9 – Absence d’indemnité d’occupation en cas de local inexploitable

Civ. 3e, 3 novembre 2021, FS-B, n° 20-16.334
L’arrêt énonce qu’il résulte de l’article 1304 ancien du code civil, qu’en cas d’annulation d’un bail pour un motif étranger au comportement du preneur, l’indemnité d’occupation représente la contrepartie de la jouissance des lieux, et que dès lors, si le locataire n’a pas bénéficié de la jouissance de locaux conformes à leur destination contractuelle, il n’est pas redevable d’une indemnité d’occupation.
Au cas présent, la bailleresse avait consenti un bail pour un local impropre à sa destination contractuelle, de sorte qu’en suite de l’annulation du contrat de bail pour erreur sur la substance en raison de ce fait, le locataire ne pouvait être condamné au paiement d’une indemnité d’occupation, et il importe peu que la bailleresse ait été privée de la jouissance de son bien jusqu’à la remise des clés.

10 – Le locataire doit informer le bailleur de l’apparition de vices en cours de bail

Civ. 3e, 13 octobre 2021, FS-B, n° 20-19.278
Sans préjudice de l’obligation continue d’entretien de la chose louée, les vices apparus en cours de bail et que le preneur était, par suite des circonstances, seul à même de constater, ne sauraient engager la responsabilité du bailleur que si, informé de leur survenance, celui-ci n’a pris aucune disposition pour y remédier.

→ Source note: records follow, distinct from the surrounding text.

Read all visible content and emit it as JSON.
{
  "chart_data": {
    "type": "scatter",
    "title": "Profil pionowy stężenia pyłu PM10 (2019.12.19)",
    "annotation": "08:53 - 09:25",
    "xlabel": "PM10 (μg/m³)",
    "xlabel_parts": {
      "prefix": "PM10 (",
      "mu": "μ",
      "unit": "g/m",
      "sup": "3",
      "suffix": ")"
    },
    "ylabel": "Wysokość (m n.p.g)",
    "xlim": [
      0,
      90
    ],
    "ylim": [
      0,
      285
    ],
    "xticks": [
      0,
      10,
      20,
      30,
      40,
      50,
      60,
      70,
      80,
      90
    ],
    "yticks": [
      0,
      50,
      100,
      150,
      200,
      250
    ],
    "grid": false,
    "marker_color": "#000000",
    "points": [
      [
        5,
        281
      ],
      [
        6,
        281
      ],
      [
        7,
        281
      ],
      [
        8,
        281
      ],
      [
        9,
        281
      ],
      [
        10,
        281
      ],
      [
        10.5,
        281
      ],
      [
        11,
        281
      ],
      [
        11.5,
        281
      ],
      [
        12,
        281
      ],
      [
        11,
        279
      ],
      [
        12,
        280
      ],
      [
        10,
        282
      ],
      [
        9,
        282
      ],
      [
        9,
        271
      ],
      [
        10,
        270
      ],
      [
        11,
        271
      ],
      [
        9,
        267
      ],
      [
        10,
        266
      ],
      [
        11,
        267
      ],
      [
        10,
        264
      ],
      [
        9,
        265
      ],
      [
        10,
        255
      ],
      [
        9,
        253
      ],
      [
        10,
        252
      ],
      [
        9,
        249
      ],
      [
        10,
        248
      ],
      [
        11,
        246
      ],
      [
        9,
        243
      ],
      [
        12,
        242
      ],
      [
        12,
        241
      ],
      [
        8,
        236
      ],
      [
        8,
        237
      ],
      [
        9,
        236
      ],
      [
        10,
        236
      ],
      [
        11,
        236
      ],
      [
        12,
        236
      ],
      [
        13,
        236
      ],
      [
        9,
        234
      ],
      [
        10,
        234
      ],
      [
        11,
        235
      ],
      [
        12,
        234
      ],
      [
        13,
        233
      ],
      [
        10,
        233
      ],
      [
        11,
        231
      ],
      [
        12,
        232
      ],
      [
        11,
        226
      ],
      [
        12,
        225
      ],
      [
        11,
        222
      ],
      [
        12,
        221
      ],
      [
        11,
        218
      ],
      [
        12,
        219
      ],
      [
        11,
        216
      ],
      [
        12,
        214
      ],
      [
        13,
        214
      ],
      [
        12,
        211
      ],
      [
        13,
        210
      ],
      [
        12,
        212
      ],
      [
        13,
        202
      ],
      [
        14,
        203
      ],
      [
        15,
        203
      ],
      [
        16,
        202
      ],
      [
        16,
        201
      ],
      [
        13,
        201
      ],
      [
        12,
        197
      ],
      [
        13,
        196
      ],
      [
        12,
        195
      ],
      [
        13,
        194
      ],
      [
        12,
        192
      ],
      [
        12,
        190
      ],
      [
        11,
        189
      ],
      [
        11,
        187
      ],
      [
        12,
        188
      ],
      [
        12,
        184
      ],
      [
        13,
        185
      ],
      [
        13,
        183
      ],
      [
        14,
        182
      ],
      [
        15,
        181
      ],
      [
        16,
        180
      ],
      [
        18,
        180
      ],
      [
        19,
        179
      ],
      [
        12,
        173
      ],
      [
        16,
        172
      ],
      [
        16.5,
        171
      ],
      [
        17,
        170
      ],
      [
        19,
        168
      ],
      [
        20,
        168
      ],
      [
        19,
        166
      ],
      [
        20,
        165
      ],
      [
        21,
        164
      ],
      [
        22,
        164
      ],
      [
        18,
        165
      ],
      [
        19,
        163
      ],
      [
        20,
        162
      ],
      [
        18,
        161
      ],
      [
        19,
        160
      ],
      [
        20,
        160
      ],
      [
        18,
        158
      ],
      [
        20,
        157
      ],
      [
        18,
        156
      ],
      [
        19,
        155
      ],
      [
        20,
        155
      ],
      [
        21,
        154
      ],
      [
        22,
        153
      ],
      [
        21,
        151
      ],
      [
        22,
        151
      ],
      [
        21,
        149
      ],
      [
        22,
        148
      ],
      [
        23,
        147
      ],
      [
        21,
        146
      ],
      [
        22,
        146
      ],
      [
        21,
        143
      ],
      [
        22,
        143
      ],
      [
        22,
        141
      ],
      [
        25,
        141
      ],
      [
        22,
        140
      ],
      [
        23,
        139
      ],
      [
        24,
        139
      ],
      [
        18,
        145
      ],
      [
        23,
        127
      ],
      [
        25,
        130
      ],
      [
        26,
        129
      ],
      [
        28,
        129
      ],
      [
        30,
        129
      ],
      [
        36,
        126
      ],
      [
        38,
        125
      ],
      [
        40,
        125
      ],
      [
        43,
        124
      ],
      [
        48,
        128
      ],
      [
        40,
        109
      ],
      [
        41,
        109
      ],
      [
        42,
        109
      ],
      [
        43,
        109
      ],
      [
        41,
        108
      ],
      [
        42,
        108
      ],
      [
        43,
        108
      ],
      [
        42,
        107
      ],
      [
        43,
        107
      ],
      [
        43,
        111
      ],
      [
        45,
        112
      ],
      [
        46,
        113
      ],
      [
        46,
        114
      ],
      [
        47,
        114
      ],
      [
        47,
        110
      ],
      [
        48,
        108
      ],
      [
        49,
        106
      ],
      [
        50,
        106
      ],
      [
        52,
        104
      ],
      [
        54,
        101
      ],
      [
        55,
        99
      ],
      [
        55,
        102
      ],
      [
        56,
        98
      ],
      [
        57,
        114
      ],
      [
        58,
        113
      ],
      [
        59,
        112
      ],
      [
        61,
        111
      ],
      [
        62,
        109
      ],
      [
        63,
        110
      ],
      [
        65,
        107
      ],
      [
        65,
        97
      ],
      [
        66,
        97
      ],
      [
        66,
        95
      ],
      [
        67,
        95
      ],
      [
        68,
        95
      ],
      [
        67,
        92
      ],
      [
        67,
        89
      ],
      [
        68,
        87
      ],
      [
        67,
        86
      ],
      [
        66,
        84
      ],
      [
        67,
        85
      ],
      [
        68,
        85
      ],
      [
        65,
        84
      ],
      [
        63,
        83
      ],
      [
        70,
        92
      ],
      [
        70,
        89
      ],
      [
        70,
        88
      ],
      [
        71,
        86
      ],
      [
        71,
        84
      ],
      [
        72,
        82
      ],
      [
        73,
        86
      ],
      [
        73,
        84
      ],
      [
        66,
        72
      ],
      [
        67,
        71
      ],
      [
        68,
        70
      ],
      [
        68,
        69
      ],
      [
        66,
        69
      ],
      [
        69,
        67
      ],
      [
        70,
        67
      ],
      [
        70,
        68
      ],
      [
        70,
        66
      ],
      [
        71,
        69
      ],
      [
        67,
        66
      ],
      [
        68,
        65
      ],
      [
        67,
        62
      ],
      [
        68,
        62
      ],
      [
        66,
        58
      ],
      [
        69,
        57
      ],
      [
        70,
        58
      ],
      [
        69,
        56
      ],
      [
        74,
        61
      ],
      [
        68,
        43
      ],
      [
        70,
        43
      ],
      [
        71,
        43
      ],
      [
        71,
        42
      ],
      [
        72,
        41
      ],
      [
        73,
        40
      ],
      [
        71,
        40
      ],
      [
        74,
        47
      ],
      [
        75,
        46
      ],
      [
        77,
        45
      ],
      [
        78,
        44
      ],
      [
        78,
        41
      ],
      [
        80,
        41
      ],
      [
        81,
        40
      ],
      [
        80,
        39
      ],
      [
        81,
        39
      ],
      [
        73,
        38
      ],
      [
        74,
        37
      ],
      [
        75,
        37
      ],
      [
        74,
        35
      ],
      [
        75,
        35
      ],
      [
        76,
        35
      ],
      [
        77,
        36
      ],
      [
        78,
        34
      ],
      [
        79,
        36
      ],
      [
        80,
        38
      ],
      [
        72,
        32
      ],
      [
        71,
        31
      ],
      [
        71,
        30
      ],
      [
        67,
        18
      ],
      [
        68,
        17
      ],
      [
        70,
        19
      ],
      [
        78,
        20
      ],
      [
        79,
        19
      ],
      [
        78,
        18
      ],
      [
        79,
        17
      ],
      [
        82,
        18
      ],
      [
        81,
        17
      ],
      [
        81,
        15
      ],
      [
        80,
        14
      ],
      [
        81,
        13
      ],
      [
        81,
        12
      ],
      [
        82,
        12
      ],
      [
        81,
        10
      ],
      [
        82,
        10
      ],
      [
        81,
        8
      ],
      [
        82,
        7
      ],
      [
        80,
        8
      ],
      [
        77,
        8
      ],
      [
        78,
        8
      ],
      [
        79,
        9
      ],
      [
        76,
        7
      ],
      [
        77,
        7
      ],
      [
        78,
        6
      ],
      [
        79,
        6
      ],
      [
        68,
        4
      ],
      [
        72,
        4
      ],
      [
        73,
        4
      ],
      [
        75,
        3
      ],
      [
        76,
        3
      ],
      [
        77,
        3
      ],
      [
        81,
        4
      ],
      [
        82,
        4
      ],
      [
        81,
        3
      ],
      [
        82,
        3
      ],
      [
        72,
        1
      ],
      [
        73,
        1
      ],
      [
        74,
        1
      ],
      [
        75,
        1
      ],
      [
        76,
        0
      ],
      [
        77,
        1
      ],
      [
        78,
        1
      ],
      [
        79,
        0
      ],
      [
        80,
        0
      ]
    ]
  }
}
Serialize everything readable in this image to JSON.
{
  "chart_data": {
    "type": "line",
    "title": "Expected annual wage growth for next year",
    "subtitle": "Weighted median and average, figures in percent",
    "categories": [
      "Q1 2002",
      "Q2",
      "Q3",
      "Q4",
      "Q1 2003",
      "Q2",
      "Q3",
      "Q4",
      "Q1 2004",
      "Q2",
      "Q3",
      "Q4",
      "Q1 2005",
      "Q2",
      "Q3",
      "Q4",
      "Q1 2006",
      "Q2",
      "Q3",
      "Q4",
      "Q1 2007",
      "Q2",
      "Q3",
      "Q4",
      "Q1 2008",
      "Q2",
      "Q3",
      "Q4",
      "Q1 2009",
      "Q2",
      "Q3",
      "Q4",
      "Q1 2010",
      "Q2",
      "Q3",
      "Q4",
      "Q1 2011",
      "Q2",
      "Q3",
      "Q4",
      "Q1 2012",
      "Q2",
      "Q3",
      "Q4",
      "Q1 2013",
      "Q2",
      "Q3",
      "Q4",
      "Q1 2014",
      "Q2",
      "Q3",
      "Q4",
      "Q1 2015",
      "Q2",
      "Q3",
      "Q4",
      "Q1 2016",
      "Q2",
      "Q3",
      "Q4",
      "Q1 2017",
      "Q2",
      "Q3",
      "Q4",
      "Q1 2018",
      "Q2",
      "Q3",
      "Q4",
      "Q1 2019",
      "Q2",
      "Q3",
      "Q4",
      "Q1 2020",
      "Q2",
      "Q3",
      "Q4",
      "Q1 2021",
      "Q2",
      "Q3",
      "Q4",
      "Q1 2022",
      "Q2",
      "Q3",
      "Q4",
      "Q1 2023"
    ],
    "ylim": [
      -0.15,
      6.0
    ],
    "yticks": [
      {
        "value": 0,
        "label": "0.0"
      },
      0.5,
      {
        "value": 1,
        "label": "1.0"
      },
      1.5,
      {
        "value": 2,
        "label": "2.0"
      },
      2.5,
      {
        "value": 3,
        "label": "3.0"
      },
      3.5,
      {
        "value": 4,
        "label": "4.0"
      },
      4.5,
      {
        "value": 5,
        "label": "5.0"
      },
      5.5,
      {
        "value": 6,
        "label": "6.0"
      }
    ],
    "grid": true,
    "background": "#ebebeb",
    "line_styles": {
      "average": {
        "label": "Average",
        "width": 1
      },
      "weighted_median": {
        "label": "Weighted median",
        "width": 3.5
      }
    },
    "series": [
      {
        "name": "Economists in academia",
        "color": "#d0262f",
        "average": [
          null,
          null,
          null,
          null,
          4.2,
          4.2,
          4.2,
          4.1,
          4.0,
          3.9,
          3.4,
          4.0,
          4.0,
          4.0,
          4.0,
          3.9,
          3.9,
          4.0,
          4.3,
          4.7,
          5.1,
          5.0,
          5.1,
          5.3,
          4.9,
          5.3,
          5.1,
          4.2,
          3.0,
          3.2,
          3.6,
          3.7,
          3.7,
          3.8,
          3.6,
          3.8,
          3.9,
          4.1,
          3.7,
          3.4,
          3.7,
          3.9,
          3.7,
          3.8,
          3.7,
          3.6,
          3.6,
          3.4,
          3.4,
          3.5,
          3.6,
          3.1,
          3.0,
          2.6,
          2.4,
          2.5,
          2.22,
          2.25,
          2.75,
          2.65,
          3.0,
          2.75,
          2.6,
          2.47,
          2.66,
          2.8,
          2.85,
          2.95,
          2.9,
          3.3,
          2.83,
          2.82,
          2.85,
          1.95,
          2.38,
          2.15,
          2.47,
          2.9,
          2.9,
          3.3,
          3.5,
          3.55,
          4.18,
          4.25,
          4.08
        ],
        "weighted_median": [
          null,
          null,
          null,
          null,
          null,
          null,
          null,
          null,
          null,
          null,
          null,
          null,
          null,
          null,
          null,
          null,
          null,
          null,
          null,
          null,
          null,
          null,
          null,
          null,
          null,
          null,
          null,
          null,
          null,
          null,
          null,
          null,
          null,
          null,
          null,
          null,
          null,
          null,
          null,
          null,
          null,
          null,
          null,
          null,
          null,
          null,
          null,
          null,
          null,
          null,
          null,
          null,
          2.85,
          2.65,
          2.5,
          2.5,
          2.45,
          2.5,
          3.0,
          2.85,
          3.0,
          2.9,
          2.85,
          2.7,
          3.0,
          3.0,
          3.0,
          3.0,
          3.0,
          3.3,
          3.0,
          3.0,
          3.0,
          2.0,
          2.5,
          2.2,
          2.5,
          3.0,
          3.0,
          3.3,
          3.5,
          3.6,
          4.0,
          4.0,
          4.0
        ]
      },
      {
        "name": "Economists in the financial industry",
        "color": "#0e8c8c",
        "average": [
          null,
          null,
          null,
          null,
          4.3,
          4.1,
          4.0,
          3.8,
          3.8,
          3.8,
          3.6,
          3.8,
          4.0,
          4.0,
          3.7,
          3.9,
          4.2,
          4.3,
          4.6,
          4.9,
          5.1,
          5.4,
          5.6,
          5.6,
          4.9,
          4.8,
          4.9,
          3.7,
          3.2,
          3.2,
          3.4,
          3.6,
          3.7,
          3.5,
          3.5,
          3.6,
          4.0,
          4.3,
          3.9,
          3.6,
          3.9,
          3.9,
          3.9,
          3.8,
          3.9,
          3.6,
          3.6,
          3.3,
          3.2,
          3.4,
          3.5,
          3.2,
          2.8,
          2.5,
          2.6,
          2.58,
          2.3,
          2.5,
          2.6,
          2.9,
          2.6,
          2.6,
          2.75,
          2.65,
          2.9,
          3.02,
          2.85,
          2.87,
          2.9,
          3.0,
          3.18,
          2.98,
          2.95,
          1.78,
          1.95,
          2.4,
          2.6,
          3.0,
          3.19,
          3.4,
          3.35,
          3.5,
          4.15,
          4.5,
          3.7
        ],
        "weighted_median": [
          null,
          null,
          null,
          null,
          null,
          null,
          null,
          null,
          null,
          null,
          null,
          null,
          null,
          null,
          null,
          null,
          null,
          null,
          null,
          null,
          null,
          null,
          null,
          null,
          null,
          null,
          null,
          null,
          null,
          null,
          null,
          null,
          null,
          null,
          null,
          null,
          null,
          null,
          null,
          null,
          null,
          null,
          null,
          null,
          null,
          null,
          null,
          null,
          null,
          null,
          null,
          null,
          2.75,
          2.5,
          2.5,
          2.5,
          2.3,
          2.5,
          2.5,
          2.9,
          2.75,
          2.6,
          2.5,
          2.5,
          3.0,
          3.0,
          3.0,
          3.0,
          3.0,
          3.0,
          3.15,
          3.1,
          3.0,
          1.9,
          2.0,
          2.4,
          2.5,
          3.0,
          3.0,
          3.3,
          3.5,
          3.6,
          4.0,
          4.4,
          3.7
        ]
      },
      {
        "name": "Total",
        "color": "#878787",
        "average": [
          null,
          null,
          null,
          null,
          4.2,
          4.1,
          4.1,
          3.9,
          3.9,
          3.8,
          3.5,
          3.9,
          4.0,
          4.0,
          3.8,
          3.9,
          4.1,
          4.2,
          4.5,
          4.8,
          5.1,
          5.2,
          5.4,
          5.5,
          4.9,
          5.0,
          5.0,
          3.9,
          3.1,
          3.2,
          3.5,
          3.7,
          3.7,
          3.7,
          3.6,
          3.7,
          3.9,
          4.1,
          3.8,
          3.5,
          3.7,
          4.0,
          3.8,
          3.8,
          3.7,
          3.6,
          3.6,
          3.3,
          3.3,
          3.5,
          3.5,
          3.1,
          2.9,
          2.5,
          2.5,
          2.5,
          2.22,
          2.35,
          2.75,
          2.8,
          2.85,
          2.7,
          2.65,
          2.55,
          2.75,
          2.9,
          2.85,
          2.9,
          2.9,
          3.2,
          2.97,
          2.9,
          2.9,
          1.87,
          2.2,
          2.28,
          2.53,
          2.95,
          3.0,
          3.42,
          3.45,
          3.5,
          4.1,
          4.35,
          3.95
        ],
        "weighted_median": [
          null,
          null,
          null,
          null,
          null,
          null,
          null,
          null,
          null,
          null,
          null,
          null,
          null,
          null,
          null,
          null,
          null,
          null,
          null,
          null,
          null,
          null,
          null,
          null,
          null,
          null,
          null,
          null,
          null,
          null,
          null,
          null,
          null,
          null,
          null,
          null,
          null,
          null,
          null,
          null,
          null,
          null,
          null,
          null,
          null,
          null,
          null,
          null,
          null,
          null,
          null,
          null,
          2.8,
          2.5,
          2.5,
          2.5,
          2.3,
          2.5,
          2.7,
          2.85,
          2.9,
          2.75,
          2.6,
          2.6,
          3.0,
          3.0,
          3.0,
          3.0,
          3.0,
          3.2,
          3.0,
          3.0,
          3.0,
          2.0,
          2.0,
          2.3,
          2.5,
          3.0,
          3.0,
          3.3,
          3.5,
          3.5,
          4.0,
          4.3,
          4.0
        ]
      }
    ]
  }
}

11 – Résiliation du bail en cas de liquidation judiciaire du preneur : le commandement n’est pas exigé

Civ. 3e, 24 novembre 2021, D, n° 20-20.973
En application de l’article L. 641-12, 3° du code de commerce, le bailleur peut demander la résiliation judiciaire ou faire constater la résiliation de plein droit du bail des immeubles utilisés pour l’activité de l’entreprise pour défaut de paiement des loyers et charges afférents à une occupation postérieure au jugement de liquidation judiciaire, dans les conditions prévues aux troisième à cinquième alinéas de l’article L. 622-14 du même code.
Par ailleurs, selon l’article R. 641-21, alinéa 2 du code du commerce le juge-commissaire constate, sur la demande de tout intéressé, la résiliation de plein droit des contrats dans les cas prévus à l’article L. 641-12, ainsi que la date de cette résiliation.
En l’espèce, la question posée était de savoir si le commandement de payer prévu à l’article L. 145-41 du code de commerce, inséré dans le livre II de ce code consacré aux sociétés commerciales, s’appliquait aussi à la constatation de la résiliation du bail telle que prévue aux articles L. 641-12 et L. 622-14 insérés dans le livre VI traitant des difficultés des entreprises.
La Cour de cassation décide que lorsque le juge-commissaire est saisi sur le fondement de l’article L. 641-12, 3° du code de commerce, d’une demande de constat de la résiliation de plein droit du bail cette procédure, qui obéit à des conditions spécifiques, est distincte de celle qui tend, en application de l’article L. 145-41 du code de commerce, à faire constater l’acquisition de la clause résolutoire stipulée au contrat de bail.
Le bailleur n’est donc pas dans l’obligation de délivrer au liquidateur, un commandement de payer visant la clause résolutoire.

Bail d’habitation

12- À défaut de congé délivré par le bailleur, le bail verbal est tacitement reconduit

Civ. 3e, 17 novembre 2021, FS-B, n° 20-19.450
Il résulte de l’article 10, alinéas 1 à 3, de la loi n° 89-462 du 6 juillet 1989 que le bail verbal portant sur un logement à usage d’habitation principale conclu par des bailleurs personnes physiques, en SCI familiale ou en indivision, l’est pour une durée au moins égale à trois ans, et en absence de congé valablement donné par les bailleurs, ce contrat parvenu à son terme est reconduit tacitement par périodes triennales.